JuliaCon 2020 (times are in UTC)

Building microservices and applications in Julia
07-25, 14:00–17:30 (UTC), Red Track

While Julia started as a "fresh approach to technical computing", it has blossomed into a powerful general-purpose language fit for much more than "just" linear algebra and automatic differentiation. This workshop will walk-through an architecture of microservices in Julia, and a broad spectrum of high-quality packages to aid in the process.

Join via Zoom: link in email from Eventbrite. Backup Youtube link: https://youtu.be/uLhXgt_gKJc.


This workshop will have three phases:

  • General overview of microservices and their architecture; what are the purposes and goals of a microservice; need for web, service, and persistence layers; which layer takes care of which pieces of functionality; how does the object model definitions relate to each layer. Included will be a discussion of why a microservice can be more general purpose and accessible than a script, and how one could move a script computation into the framework of a full microservice.
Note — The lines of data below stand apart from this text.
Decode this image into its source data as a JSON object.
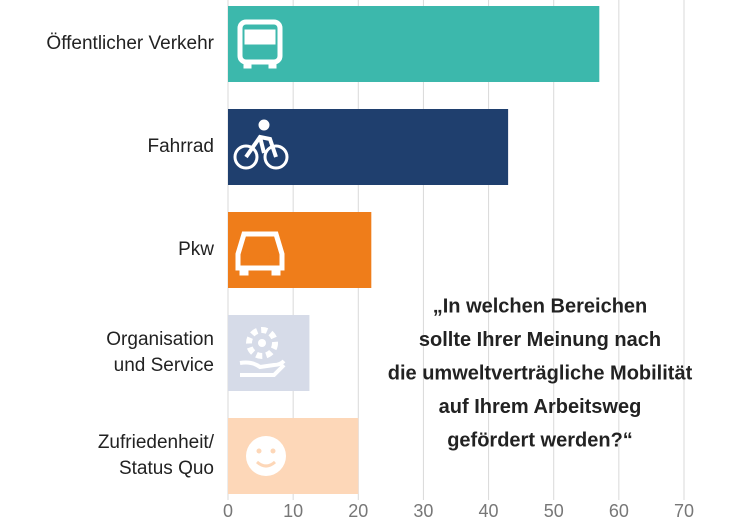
{
  "chart_data": {
    "type": "hbar",
    "categories": [
      [
        "Öffentlicher Verkehr"
      ],
      [
        "Fahrrad"
      ],
      [
        "Pkw"
      ],
      [
        "Organisation",
        "und Service"
      ],
      [
        "Zufriedenheit/",
        "Status Quo"
      ]
    ],
    "values": [
      57,
      43,
      22,
      12.5,
      20
    ],
    "colors": [
      "#3cb8ac",
      "#1f3f6e",
      "#ef7d1a",
      "#d6dbe8",
      "#fdd7b8"
    ],
    "xlim": [
      0,
      70
    ],
    "xticks": [
      0,
      10,
      20,
      30,
      40,
      50,
      60,
      70
    ],
    "grid": true,
    "annotation": [
      "„In welchen Bereichen",
      "sollte Ihrer Meinung nach",
      "die umweltverträgliche Mobilität",
      "auf Ihrem Arbeitsweg",
      "gefördert werden?“"
    ]
  }
}
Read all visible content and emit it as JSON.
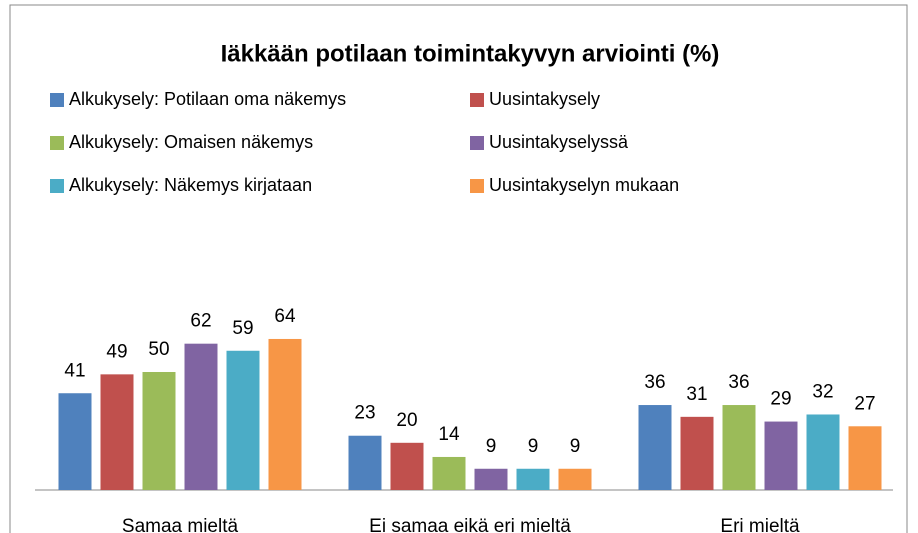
{
  "chart_data": {
    "type": "bar",
    "title": "Iäkkään potilaan toimintakyvyn arviointi (%)",
    "categories": [
      "Samaa mieltä",
      "Ei samaa eikä eri mieltä",
      "Eri mieltä"
    ],
    "series": [
      {
        "name": "Alkukysely: Potilaan oma näkemys",
        "color": "#4f81bd",
        "values": [
          41,
          23,
          36
        ]
      },
      {
        "name": "Uusintakysely",
        "color": "#c0504d",
        "values": [
          49,
          20,
          31
        ]
      },
      {
        "name": "Alkukysely: Omaisen näkemys",
        "color": "#9bbb59",
        "values": [
          50,
          14,
          36
        ]
      },
      {
        "name": "Uusintakyselyssä",
        "color": "#8064a2",
        "values": [
          62,
          9,
          29
        ]
      },
      {
        "name": "Alkukysely: Näkemys kirjataan",
        "color": "#4bacc6",
        "values": [
          59,
          9,
          32
        ]
      },
      {
        "name": "Uusintakyselyn mukaan",
        "color": "#f79646",
        "values": [
          64,
          9,
          27
        ]
      }
    ]
  }
}
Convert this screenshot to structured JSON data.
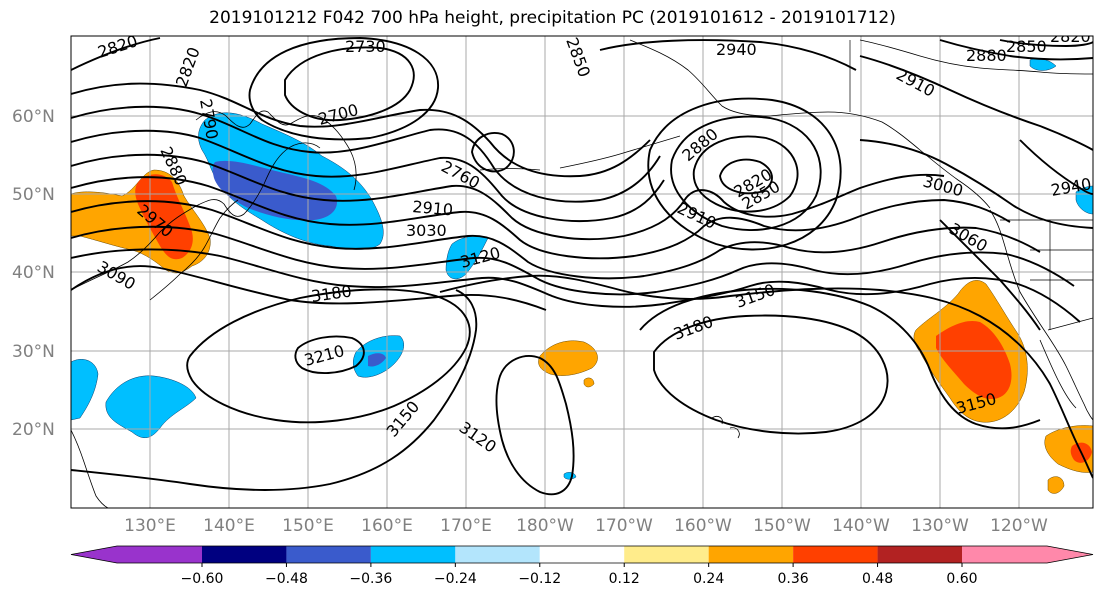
{
  "title": "2019101212 F042 700 hPa height, precipitation PC (2019101612 - 2019101712)",
  "map": {
    "lat_labels": [
      "60°N",
      "50°N",
      "40°N",
      "30°N",
      "20°N"
    ],
    "lon_labels": [
      "130°E",
      "140°E",
      "150°E",
      "160°E",
      "170°E",
      "180°W",
      "170°W",
      "160°W",
      "150°W",
      "140°W",
      "130°W",
      "120°W"
    ],
    "contour_labels": [
      "2820",
      "2820",
      "2730",
      "2850",
      "2940",
      "2880",
      "2850",
      "2820",
      "2910",
      "2790",
      "2700",
      "2880",
      "2760",
      "2880",
      "2820",
      "2850",
      "3000",
      "2940",
      "2910",
      "2910",
      "3030",
      "2970",
      "3120",
      "3060",
      "3090",
      "3180",
      "3150",
      "3180",
      "3210",
      "3150",
      "3150",
      "3120"
    ],
    "shading": {
      "colors": {
        "neg_060": "#9933cc",
        "neg_048": "#000080",
        "neg_036": "#3a5bcc",
        "neg_024": "#00bfff",
        "neg_012": "#b3e5fc",
        "neutral": "#ffffff",
        "pos_012": "#ffec8b",
        "pos_024": "#ffa500",
        "pos_036": "#ff4000",
        "pos_048": "#b22222",
        "pos_060": "#ff88aa"
      }
    }
  },
  "colorbar": {
    "tick_labels": [
      "-0.60",
      "-0.48",
      "-0.36",
      "-0.24",
      "-0.12",
      "0.12",
      "0.24",
      "0.36",
      "0.48",
      "0.60"
    ],
    "colors": [
      "#9933cc",
      "#000080",
      "#3a5bcc",
      "#00bfff",
      "#b3e5fc",
      "#ffffff",
      "#ffec8b",
      "#ffa500",
      "#ff4000",
      "#b22222",
      "#ff88aa"
    ]
  }
}
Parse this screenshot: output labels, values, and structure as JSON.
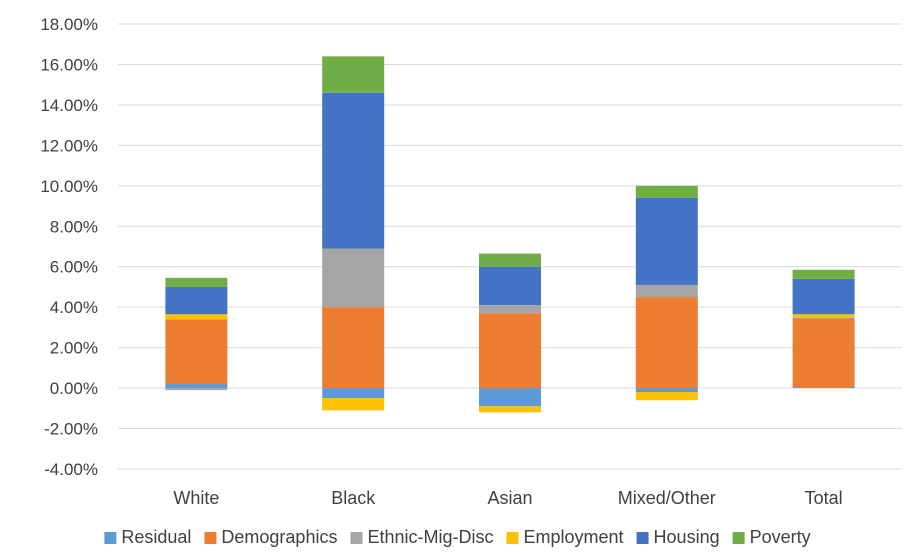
{
  "chart_data": {
    "type": "bar",
    "stacked": true,
    "categories": [
      "White",
      "Black",
      "Asian",
      "Mixed/Other",
      "Total"
    ],
    "ylim": [
      -4.0,
      18.0
    ],
    "yticks": [
      -4,
      -2,
      0,
      2,
      4,
      6,
      8,
      10,
      12,
      14,
      16,
      18
    ],
    "ytick_labels": [
      "-4.00%",
      "-2.00%",
      "0.00%",
      "2.00%",
      "4.00%",
      "6.00%",
      "8.00%",
      "10.00%",
      "12.00%",
      "14.00%",
      "16.00%",
      "18.00%"
    ],
    "grid": true,
    "legend_position": "bottom",
    "series": [
      {
        "name": "Residual",
        "color": "#5B9BD5",
        "values": [
          0.2,
          -0.5,
          -0.9,
          -0.2,
          0.05
        ]
      },
      {
        "name": "Demographics",
        "color": "#ED7D31",
        "values": [
          3.2,
          4.0,
          3.7,
          4.5,
          3.4
        ]
      },
      {
        "name": "Ethnic-Mig-Disc",
        "color": "#A5A5A5",
        "values": [
          -0.1,
          2.9,
          0.4,
          0.6,
          0.05
        ]
      },
      {
        "name": "Employment",
        "color": "#FFC000",
        "values": [
          0.25,
          -0.6,
          -0.3,
          -0.4,
          0.15
        ]
      },
      {
        "name": "Housing",
        "color": "#4472C4",
        "values": [
          1.35,
          7.7,
          1.9,
          4.3,
          1.75
        ]
      },
      {
        "name": "Poverty",
        "color": "#70AD47",
        "values": [
          0.45,
          1.8,
          0.65,
          0.6,
          0.45
        ]
      }
    ]
  }
}
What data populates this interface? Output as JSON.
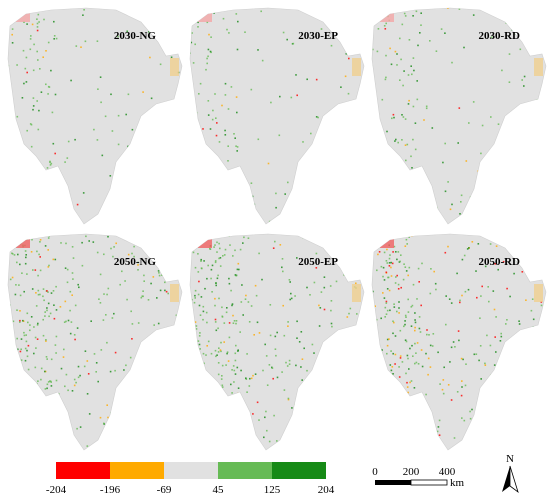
{
  "panels": [
    {
      "label": "2030-NG"
    },
    {
      "label": "2030-EP"
    },
    {
      "label": "2030-RD"
    },
    {
      "label": "2050-NG"
    },
    {
      "label": "2050-EP"
    },
    {
      "label": "2050-RD"
    }
  ],
  "legend": {
    "breaks": [
      -204,
      -196,
      -69,
      45,
      125,
      204
    ],
    "colors": [
      "#ff0000",
      "#ffaa00",
      "#e1e1e1",
      "#66bb55",
      "#168a16"
    ]
  },
  "scale_bar": {
    "labels": [
      "0",
      "200",
      "400"
    ],
    "unit": "km"
  },
  "north_arrow": {
    "label": "N"
  }
}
  • How does the rubber meet the road; step-by-step walk-through of building a simple Julia microservice; implementation of object model definitions and packages that help in customizing object representations; implementing web, service, and persistence layers and packages available to aid in layer-to-layer object transfer; how to run the service and writing a simple client to test; quick example of "packaging" the service as a docker container for maximum portability and flexibility

  • Advanced topics in building microservices; solutions to common problems like logging, context setting and management, middleware setup, authentication, caching, connection pooling, config management, threaded worker task execution, docker container considerations, and using PackageCompiler.

Every microservice is unique and will always require customization and tooling, but with a set of high quality swiss-army packages and best practices, more time can be focused on domain logic instead of service setup and tooling.

A long-time Julia user, developer, and enthusiast, Jacob works at Domo on large data analytics tasks.